Presidente do Tribunal atende OAB e devolve aos advogados Lounge da Cidadania

Alberto Campos: habilidade sem briga raivosa.

O presidente da Ordem dos Advogados do Brasil no Pará (OAB-PA), Alberto Campos, demonstrou jogo político de cintura e habilidade ao obter do novo presidente do Tribunal de Justiça do Estado, desembargador Ricardo Nunes, decisão favorável aos advogados no caso da medida tomada pelo ex-presidente do TJ, Constantino Guerreiro, que havia mandado a OAB desocupar imediatamente o estacionamento privativo dos advogados no TJ e o salão Lounge da Cidadania.
Sem estardalhaço e sem abrir frente de confronto com o Tribunal, Campos foi atendido por Nunes, que suspendeu a decisão de Guerreiro, mantendo a OAB e os advogados como usuários daqueles dois locais. A medida tomada pelo presidente do TJ foi publicada na edição desta sexta-feira,10, do Diário da Justiça. Veja os trechos principais da decisão de Nunes:
“Assim, ad cautelam , a suspensão da ordem de desocupação é recomendada para a hipótese vertente, principalmente considerando que não há, em tese, impedimento à formalização de Termo de Cooperação entre a OAB e o Tribunal de Justiça do Estado do Pará para uso do espaço, conforme manifestação do Controle Interno apresentada às fls. 64, cujo trecho se transcreve:
“Entendemos que o fortalecimento da parceria entre o TJPA e a OAB é fundamental para a realização da prestação jurisdicional e, consequentemente, para o atendimento dos anseios da sociedade. No entanto, em razão da formalidade que os atos administrativos requerem, seria recomendável que tivesse, de fato, sido formalizado o Termo de Cooperação para a utilização do “Lounge da Cidadania” nas dependências do Fórum Cível, até mesmo para que seja dada publicidade ao fato.
Assim, conforme dito acima, consideramos que houve uma falha procedimental que ocasionou a não formalização do referido instrumento.

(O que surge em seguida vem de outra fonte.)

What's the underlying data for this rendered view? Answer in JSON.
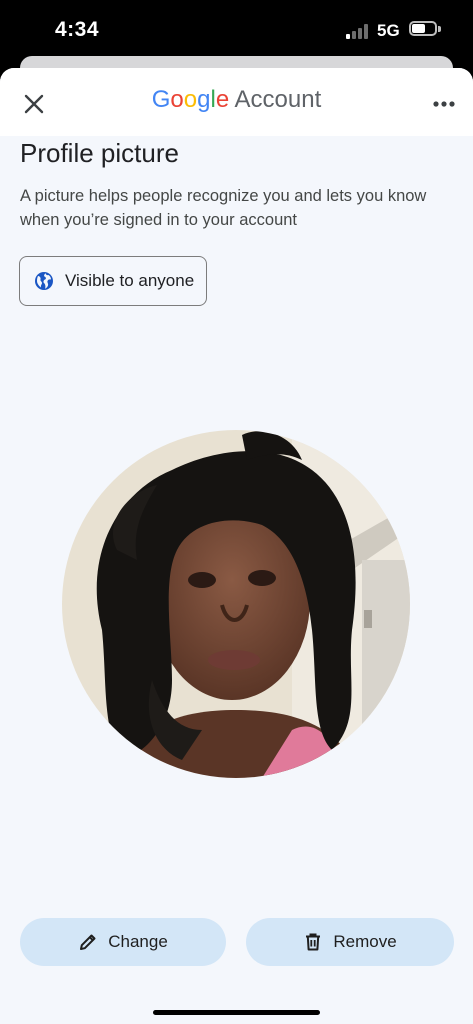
{
  "status_bar": {
    "time": "4:34",
    "network": "5G",
    "signal_bars_active": 1,
    "battery_level": 0.6
  },
  "header": {
    "brand_google": [
      "G",
      "o",
      "o",
      "g",
      "l",
      "e"
    ],
    "brand_google_colors": [
      "#4285F4",
      "#EA4335",
      "#FBBC05",
      "#4285F4",
      "#34A853",
      "#EA4335"
    ],
    "brand_suffix": "Account",
    "close_icon": "close-icon",
    "more_icon": "more-vert-icon"
  },
  "page": {
    "title": "Profile picture",
    "description": "A picture helps people recognize you and lets you know when you’re signed in to your account"
  },
  "visibility": {
    "icon": "globe-icon",
    "label": "Visible to anyone"
  },
  "avatar": {
    "icon": "profile-photo"
  },
  "actions": {
    "change_label": "Change",
    "change_icon": "pencil-icon",
    "remove_label": "Remove",
    "remove_icon": "trash-icon"
  }
}
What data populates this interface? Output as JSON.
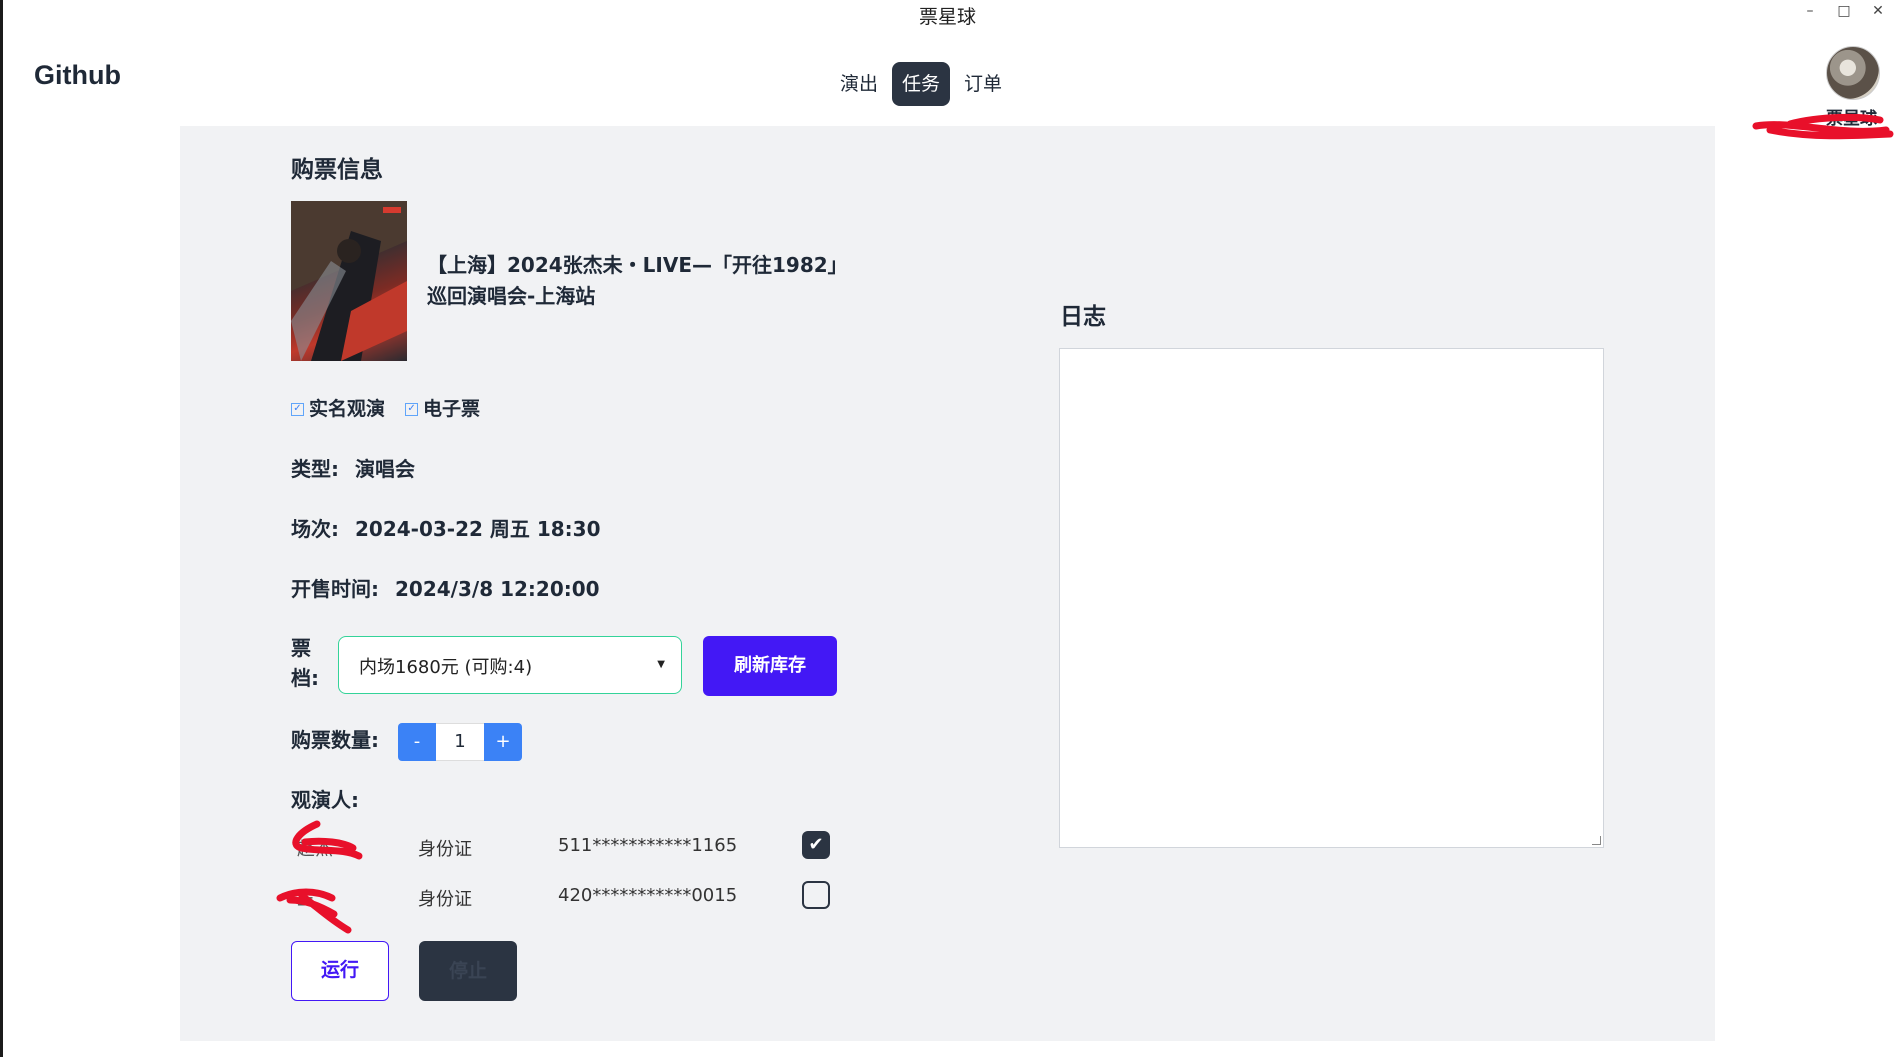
{
  "window": {
    "title": "票星球",
    "controls": {
      "minimize": "–",
      "maximize": "□",
      "close": "✕"
    }
  },
  "header": {
    "brand": "Github",
    "tabs": [
      {
        "label": "演出"
      },
      {
        "label": "任务"
      },
      {
        "label": "订单"
      }
    ],
    "active_tab": "任务",
    "user": {
      "name": "票星球"
    }
  },
  "ticket": {
    "section_title": "购票信息",
    "show_title_line1": "【上海】2024张杰未・LIVE—「开往1982」",
    "show_title_line2": "巡回演唱会-上海站",
    "tags": [
      "实名观演",
      "电子票"
    ],
    "type_label": "类型:",
    "type_value": "演唱会",
    "session_label": "场次:",
    "session_value": "2024-03-22 周五 18:30",
    "sale_label": "开售时间:",
    "sale_value": "2024/3/8 12:20:00",
    "tier_label": "票档:",
    "tier_selected": "内场1680元 (可购:4)",
    "refresh_label": "刷新库存",
    "qty_label": "购票数量:",
    "qty_minus": "-",
    "qty_value": "1",
    "qty_plus": "+",
    "audience_label": "观演人:",
    "audience": [
      {
        "name": "赵杰",
        "id_type": "身份证",
        "id_number": "511***********1165",
        "checked": true
      },
      {
        "name": "王",
        "id_type": "身份证",
        "id_number": "420***********0015",
        "checked": false
      }
    ],
    "run_label": "运行",
    "stop_label": "停止"
  },
  "log": {
    "title": "日志",
    "content": ""
  },
  "colors": {
    "accent": "#4318f5",
    "dark": "#2b3442",
    "stepper": "#3b82f6",
    "select_border": "#34d399",
    "panel": "#f1f2f4"
  }
}
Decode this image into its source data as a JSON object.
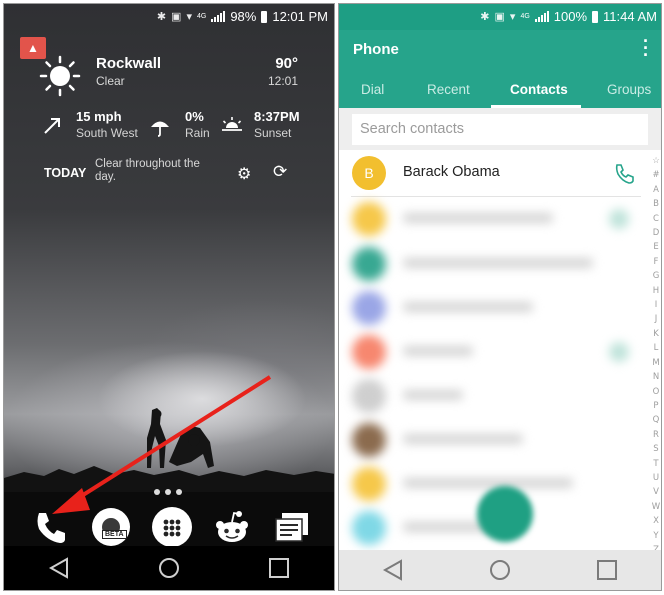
{
  "left": {
    "status_bar": {
      "battery": "98%",
      "time": "12:01 PM",
      "network": "4G"
    },
    "weather": {
      "city": "Rockwall",
      "condition": "Clear",
      "temperature": "90°",
      "time": "12:01",
      "wind_speed": "15 mph",
      "wind_direction": "South West",
      "rain_chance": "0%",
      "rain_label": "Rain",
      "sunset_time": "8:37PM",
      "sunset_label": "Sunset",
      "today_label": "TODAY",
      "today_desc": "Clear throughout the day."
    },
    "dock": {
      "beta_label": "BETA"
    },
    "colors": {
      "alert": "#e2544b"
    }
  },
  "right": {
    "status_bar": {
      "battery": "100%",
      "time": "11:44 AM",
      "network": "4G"
    },
    "app_title": "Phone",
    "tabs": [
      {
        "label": "Dial"
      },
      {
        "label": "Recent"
      },
      {
        "label": "Contacts",
        "active": true
      },
      {
        "label": "Groups"
      }
    ],
    "search": {
      "placeholder": "Search contacts"
    },
    "contacts": [
      {
        "initial": "B",
        "name": "Barack Obama"
      }
    ],
    "alphabet": [
      "☆",
      "#",
      "A",
      "B",
      "C",
      "D",
      "E",
      "F",
      "G",
      "H",
      "I",
      "J",
      "K",
      "L",
      "M",
      "N",
      "O",
      "P",
      "Q",
      "R",
      "S",
      "T",
      "U",
      "V",
      "W",
      "X",
      "Y",
      "Z"
    ],
    "colors": {
      "primary": "#26a48b",
      "status": "#1e9e84",
      "avatar": "#f2bf2f"
    }
  }
}
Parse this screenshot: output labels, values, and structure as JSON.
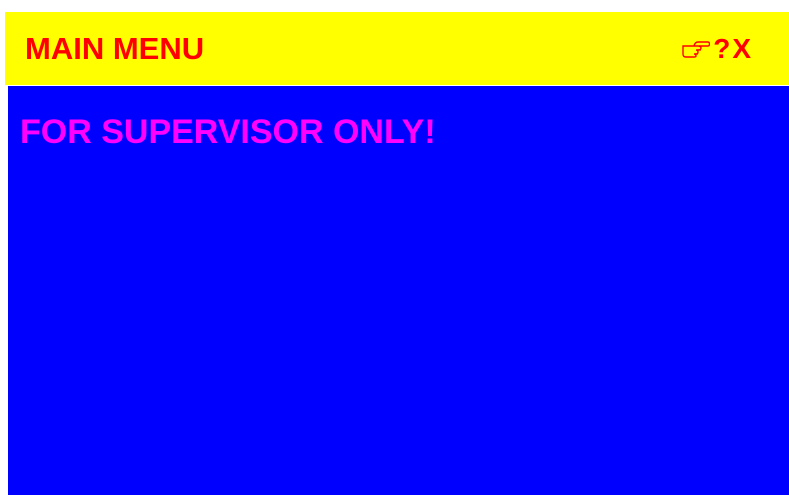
{
  "colors": {
    "header_bg": "#ffff00",
    "header_text": "#ff0000",
    "panel_bg": "#0000ff",
    "warning_text": "#ff00ff"
  },
  "header": {
    "title": "MAIN MENU",
    "hand_icon": "pointing-hand-icon",
    "help_label": "?",
    "close_label": "X"
  },
  "main": {
    "message": "FOR SUPERVISOR ONLY!"
  }
}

Desse modo, recomendamos que todas as cessões/permissões de uso de espaços nas dependências dos prédios que compõem este TJPA, a exemplo do que foi feito com a permissão de uso de área de estacionamento rotativo para uso exclusivo pela OAB, no estacionamento do prédio-sede deste TJPA, sejam assinadas e formalizadas em instrumento delineadores das obrigações de cada partícipe, sendo dada a devida publicidade do ato, em respeito aos princípios que regem a atividade administrativa.”

IV – CONCLUSÃO

Desse modo, com espeque nos fundamentos acima delineados:
1 – Indefiro o Pedido de Reconsideração pelas razões acima expostas;

2 – Resolvo conceder o efeito suspensivo pleiteado, a fim de evitar prejuízos de difícil reparação ao recorrente;
3 – Determino a distribuição do Recurso no Conselho da Magistratura, órgão competente para apreciar e julgar o feito. À Secretaria Judiciária para as providências cabíveis. P.R. Belém, 08 de fevereiro de 2017. DES. RICARDO FERREIRA NUNES. Presidente do Tribunal de Justiça do Estado do Pará.